Similar to a list in Python, which is an ordered collection of items of any type, a list in FME allows features to have multiple values per attribute for a given record. Each separate value is stored in an index, or list element, which can be referenced by its position in that given list. This image displays the “myList” list attribute, which holds five values each referenced in a sorted index between 0 and 4.

You can leverage both attribute values found in tabular form and attribute values found in a list in an FME Workspace, which adds flexibility to your data. There are roughly 80 transformers in FME that can build or utilize lists.

2. Where are lists found?

Most commonly, whenever you’re joining attribute data in a one-to-many relationship you have the ability to generate a list. Storing multiple values for an attribute can be more efficient than a new record for each one-to-many relationship. This applies to both non-spatial joins (database joins) and spatial joins (intersecting and/or neighbouring features).

Splitting string values by delimiter also generates a list, where each split component is stored in a list element.

Web-based formats, such as XML or JSON, often store data in some form of list.

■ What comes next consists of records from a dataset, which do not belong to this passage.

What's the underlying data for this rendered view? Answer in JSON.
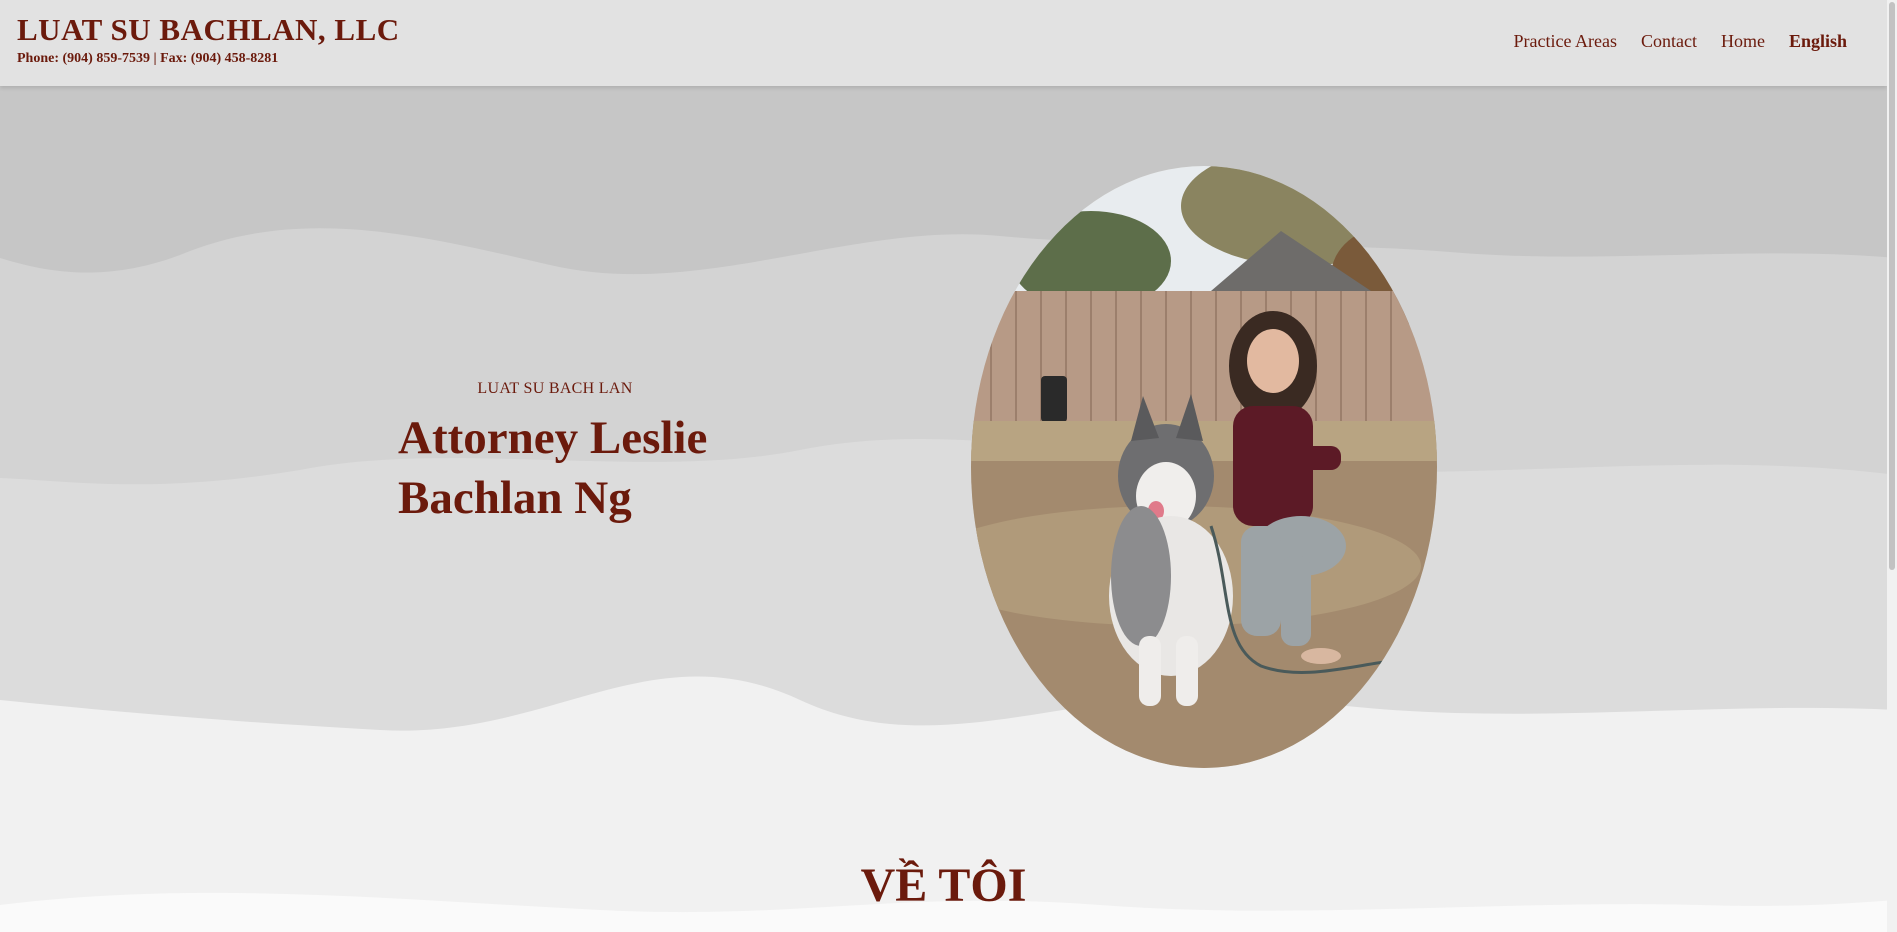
{
  "header": {
    "title": "LUAT SU BACHLAN, LLC",
    "contact": "Phone: (904) 859-7539 | Fax: (904) 458-8281",
    "nav": [
      {
        "label": "Practice Areas"
      },
      {
        "label": "Contact"
      },
      {
        "label": "Home"
      },
      {
        "label": "English"
      }
    ]
  },
  "hero": {
    "eyebrow": "LUAT SU BACH LAN",
    "heading": "Attorney Leslie Bachlan Ng",
    "portrait_icon": "portrait-photo-icon"
  },
  "about": {
    "title": "VỀ TÔI"
  },
  "colors": {
    "accent": "#6b1a0c",
    "header_bg": "#e2e2e2",
    "wave_dark": "#c6c6c6",
    "wave_mid": "#d3d3d3",
    "wave_light": "#dcdcdc",
    "page_bg": "#f1f1f1"
  }
}
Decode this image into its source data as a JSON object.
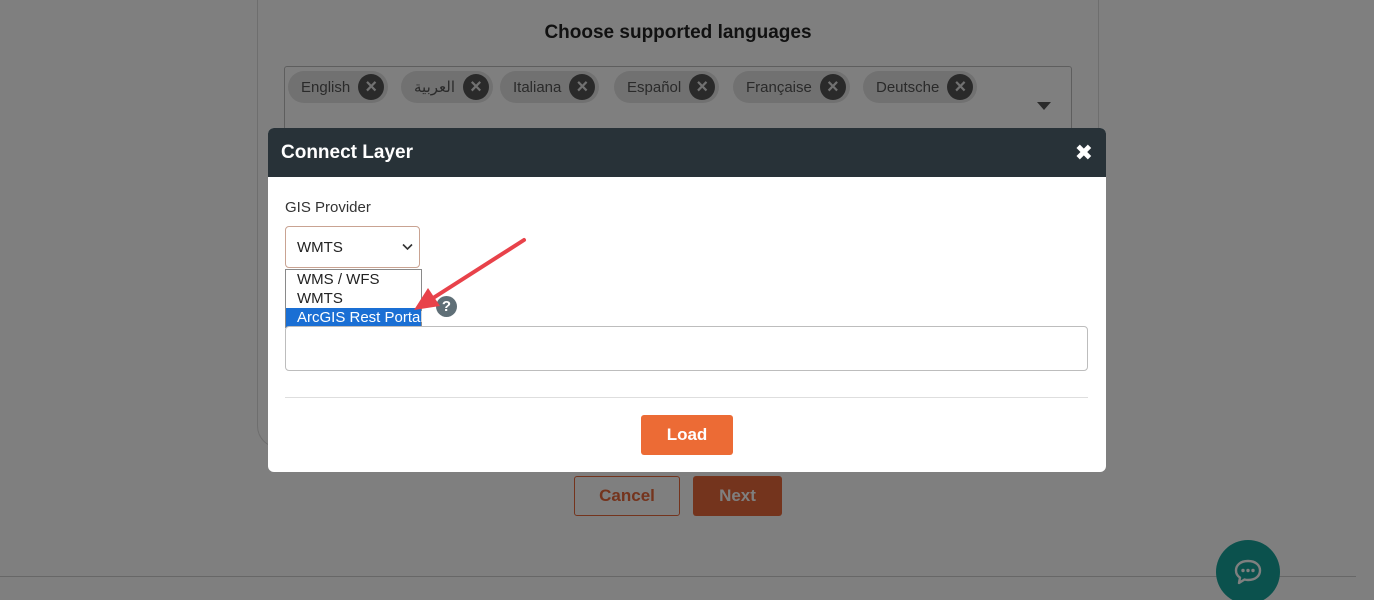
{
  "background_page": {
    "title": "Choose supported languages",
    "languages": [
      {
        "label": "English"
      },
      {
        "label": "العربية"
      },
      {
        "label": "Italiana"
      },
      {
        "label": "Español"
      },
      {
        "label": "Française"
      },
      {
        "label": "Deutsche"
      }
    ],
    "remove_glyph": "×",
    "cancel_label": "Cancel",
    "next_label": "Next"
  },
  "modal": {
    "title": "Connect Layer",
    "close_glyph": "✖",
    "gis_provider_label": "GIS Provider",
    "selected_value": "WMTS",
    "chevron_glyph": "⌄",
    "options": [
      {
        "label": "WMS / WFS",
        "highlighted": false
      },
      {
        "label": "WMTS",
        "highlighted": false
      },
      {
        "label": "ArcGIS Rest Portal",
        "highlighted": true
      }
    ],
    "help_glyph": "?",
    "url_value": "",
    "load_label": "Load"
  },
  "colors": {
    "accent": "#ec6b35",
    "header_bg": "#283238",
    "highlight": "#1a6fd4",
    "chat_fab": "#17a39a",
    "annotation_arrow": "#e8424a"
  },
  "icons": {
    "chip_remove": "close-circle-icon",
    "modal_close": "close-icon",
    "help": "question-circle-icon",
    "chat": "chat-bubble-icon",
    "annotation": "red-arrow-annotation"
  }
}
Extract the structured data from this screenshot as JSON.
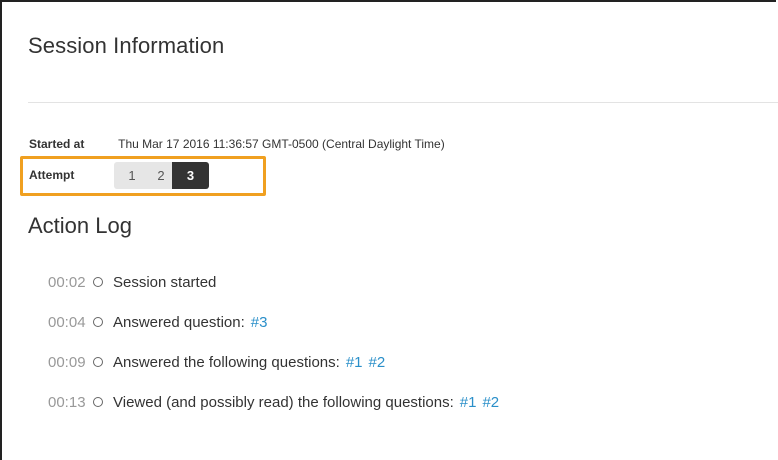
{
  "page": {
    "title": "Session Information"
  },
  "session": {
    "started_label": "Started at",
    "started_value": "Thu Mar 17 2016 11:36:57 GMT-0500 (Central Daylight Time)",
    "attempt_label": "Attempt",
    "attempts": [
      "1",
      "2",
      "3"
    ],
    "active_attempt": "3",
    "highlight_color": "#f0a020"
  },
  "action_log": {
    "title": "Action Log",
    "entries": [
      {
        "time": "00:02",
        "text": "Session started",
        "links": []
      },
      {
        "time": "00:04",
        "text": "Answered question:",
        "links": [
          "#3"
        ]
      },
      {
        "time": "00:09",
        "text": "Answered the following questions:",
        "links": [
          "#1",
          "#2"
        ]
      },
      {
        "time": "00:13",
        "text": "Viewed (and possibly read) the following questions:",
        "links": [
          "#1",
          "#2"
        ]
      }
    ]
  },
  "colors": {
    "link": "#2a8fc9",
    "active_button": "#333333",
    "timestamp": "#999999"
  }
}
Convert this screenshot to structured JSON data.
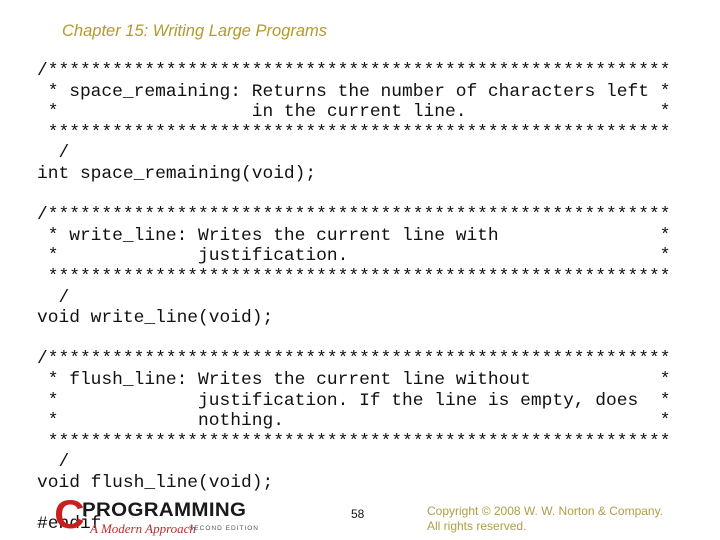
{
  "slide": {
    "title": "Chapter 15: Writing Large Programs",
    "code_lines": [
      "/**********************************************************",
      " * space_remaining: Returns the number of characters left *",
      " *                  in the current line.                  *",
      " **********************************************************",
      "  /",
      "int space_remaining(void);",
      "",
      "/**********************************************************",
      " * write_line: Writes the current line with               *",
      " *             justification.                             *",
      " **********************************************************",
      "  /",
      "void write_line(void);",
      "",
      "/**********************************************************",
      " * flush_line: Writes the current line without            *",
      " *             justification. If the line is empty, does  *",
      " *             nothing.                                   *",
      " **********************************************************",
      "  /",
      "void flush_line(void);",
      "",
      "#endif"
    ]
  },
  "footer": {
    "logo": {
      "letter": "C",
      "wordmark": "PROGRAMMING",
      "subtitle": "A Modern Approach",
      "edition": "SECOND EDITION"
    },
    "page_number": "58",
    "copyright_line1": "Copyright © 2008 W. W. Norton & Company.",
    "copyright_line2": "All rights reserved."
  },
  "colors": {
    "title": "#B39A2C",
    "copyright": "#ADA046",
    "logo_red": "#C8201E"
  }
}
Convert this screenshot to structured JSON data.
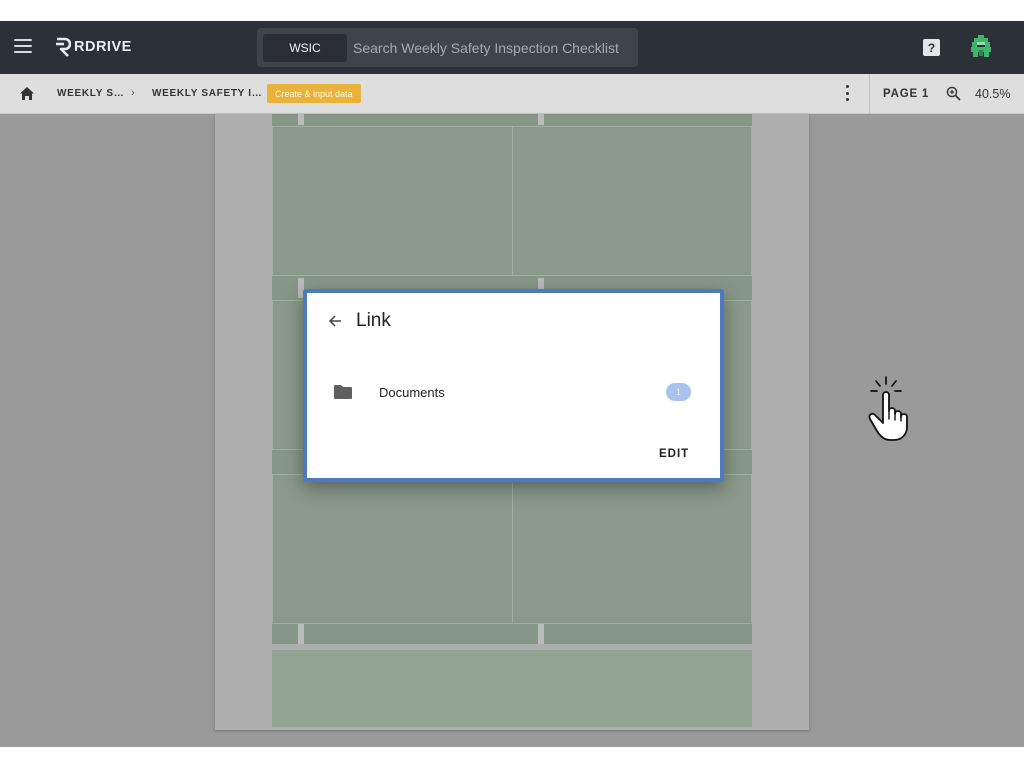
{
  "appbar": {
    "logo_text": "RDRIVE",
    "search": {
      "chip": "WSIC",
      "placeholder": "Search Weekly Safety Inspection Checklist"
    },
    "help_glyph": "?"
  },
  "breadcrumb": {
    "items": [
      "WEEKLY S…",
      "WEEKLY SAFETY I…"
    ],
    "separator": "›",
    "action_label": "Create & input data",
    "page_label": "PAGE 1",
    "zoom_level": "40.5%"
  },
  "dialog": {
    "title": "Link",
    "rows": [
      {
        "label": "Documents",
        "count": "1",
        "icon": "folder-icon"
      }
    ],
    "edit_label": "EDIT"
  },
  "icons": {
    "menu": "menu-icon",
    "home": "home-icon",
    "more": "more-vertical-icon",
    "zoom": "zoom-in-icon",
    "back": "arrow-left-icon",
    "help": "help-icon",
    "avatar": "avatar",
    "cursor": "tap-pointer-icon"
  },
  "colors": {
    "appbar": "#2c3037",
    "accent_badge": "#e9b23a",
    "dialog_border": "#4d79c2",
    "count_badge": "#a9c2ee",
    "avatar_green": "#3fb56b"
  }
}
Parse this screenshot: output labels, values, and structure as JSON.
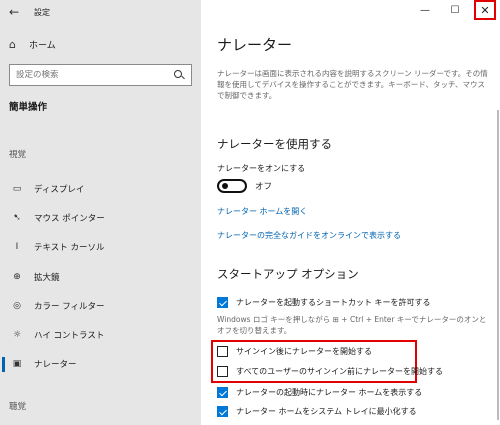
{
  "window": {
    "title": "設定",
    "minimize": "—",
    "maximize": "☐",
    "close": "✕"
  },
  "sidebar": {
    "back": "←",
    "home": "ホーム",
    "search_placeholder": "設定の検索",
    "section_title": "簡単操作",
    "vision_header": "視覚",
    "items": [
      {
        "label": "ディスプレイ",
        "icon": "display-icon"
      },
      {
        "label": "マウス ポインター",
        "icon": "mouse-pointer-icon"
      },
      {
        "label": "テキスト カーソル",
        "icon": "text-cursor-icon"
      },
      {
        "label": "拡大鏡",
        "icon": "magnifier-icon"
      },
      {
        "label": "カラー フィルター",
        "icon": "color-filter-icon"
      },
      {
        "label": "ハイ コントラスト",
        "icon": "high-contrast-icon"
      },
      {
        "label": "ナレーター",
        "icon": "narrator-icon",
        "active": true
      }
    ],
    "audio_header": "聴覚"
  },
  "main": {
    "title": "ナレーター",
    "description": "ナレーターは画面に表示される内容を説明するスクリーン リーダーです。その情報を使用してデバイスを操作することができます。キーボード、タッチ、マウスで制御できます。",
    "use_header": "ナレーターを使用する",
    "toggle_label": "ナレーターをオンにする",
    "toggle_state": "オフ",
    "link_home": "ナレーター ホームを開く",
    "link_guide": "ナレーターの完全なガイドをオンラインで表示する",
    "startup_header": "スタートアップ オプション",
    "cb_shortcut": "ナレーターを起動するショートカット キーを許可する",
    "shortcut_note": "Windows ロゴ キーを押しながら ⊞ + Ctrl + Enter キーでナレーターのオンとオフを切り替えます。",
    "cb_after_signin": "サインイン後にナレーターを開始する",
    "cb_before_signin": "すべてのユーザーのサインイン前にナレーターを開始する",
    "cb_show_home": "ナレーターの起動時にナレーター ホームを表示する",
    "cb_minimize_tray": "ナレーター ホームをシステム トレイに最小化する"
  },
  "colors": {
    "accent": "#0078d7",
    "link": "#0063b1",
    "highlight": "#e30000"
  }
}
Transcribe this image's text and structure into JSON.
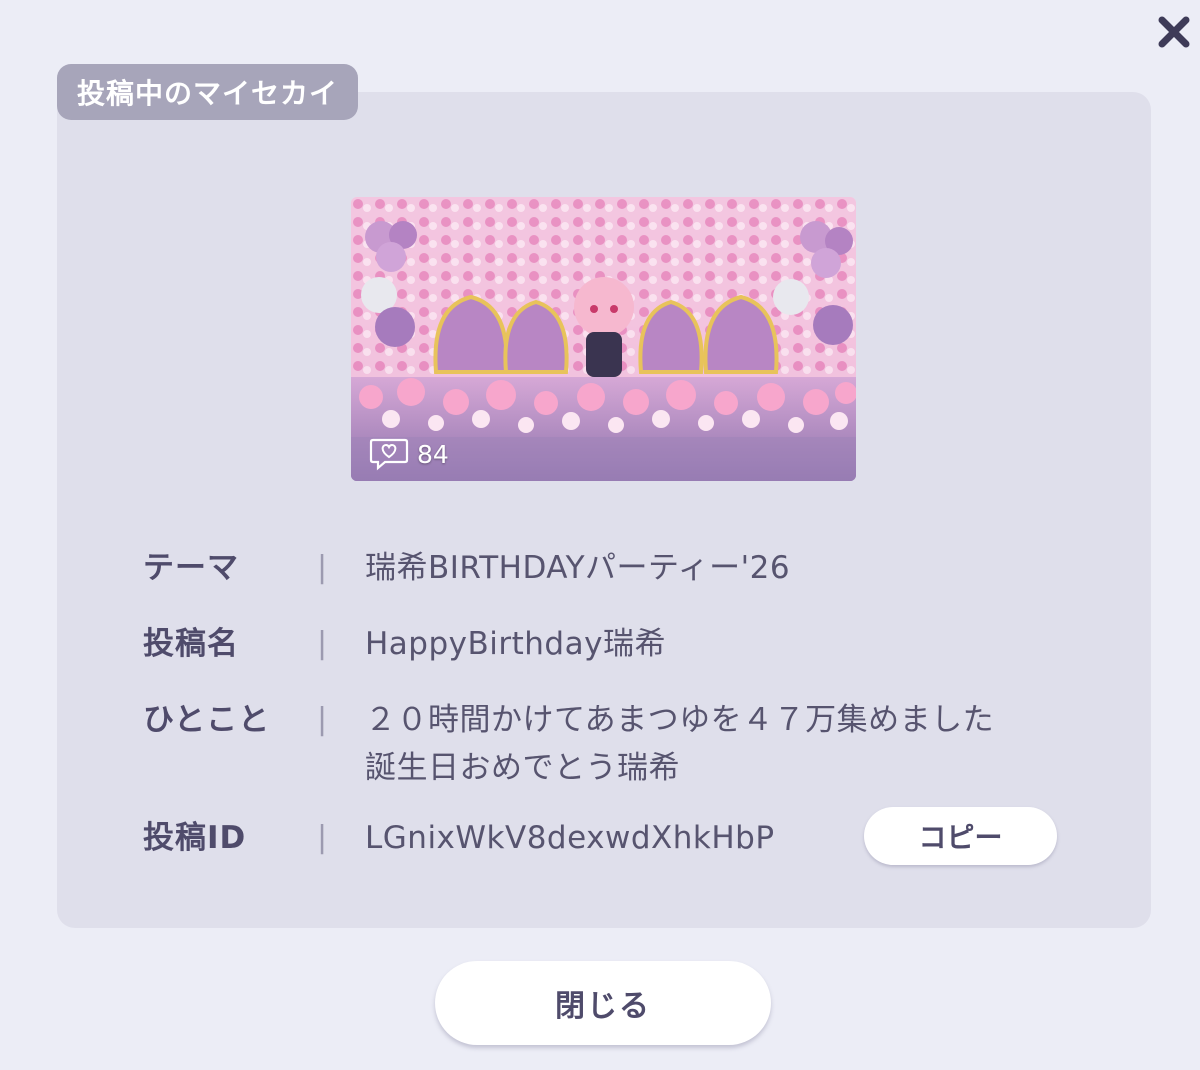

Although the schema differs from one format to another, FME can effectively group elements into lists.

This image shows two JSON objects in the “stations” index with some associated data :


After reading and parsing the data in FME, the objects are now stored in a list called “array{}”.

This list can now be exploded into individual objects/records with its associated attributes exposed (capacity, eightd_has_key_dispenser, lat, lon, etc.):


3. What are the benefits of lists?

  1. Generating lists for one-to-many relationships in database and/or spatial joins can preserve all the joined data.
  2. List elements can easily be converted into tabular attributes, so you always have the option to store one or many list elements in a table.
  3. Splitting attribute values by delimiter can help store data more efficiently.
  4. Storing data in a structured indexed list prevents you from creating a large number of unnecessary table attributes, which can quickly become overwhelming.

Be careful! Just like when using attributes, you could end up with a ton of unnecessary data. It’s easy to get lost in the data, so clean up your lists as you go!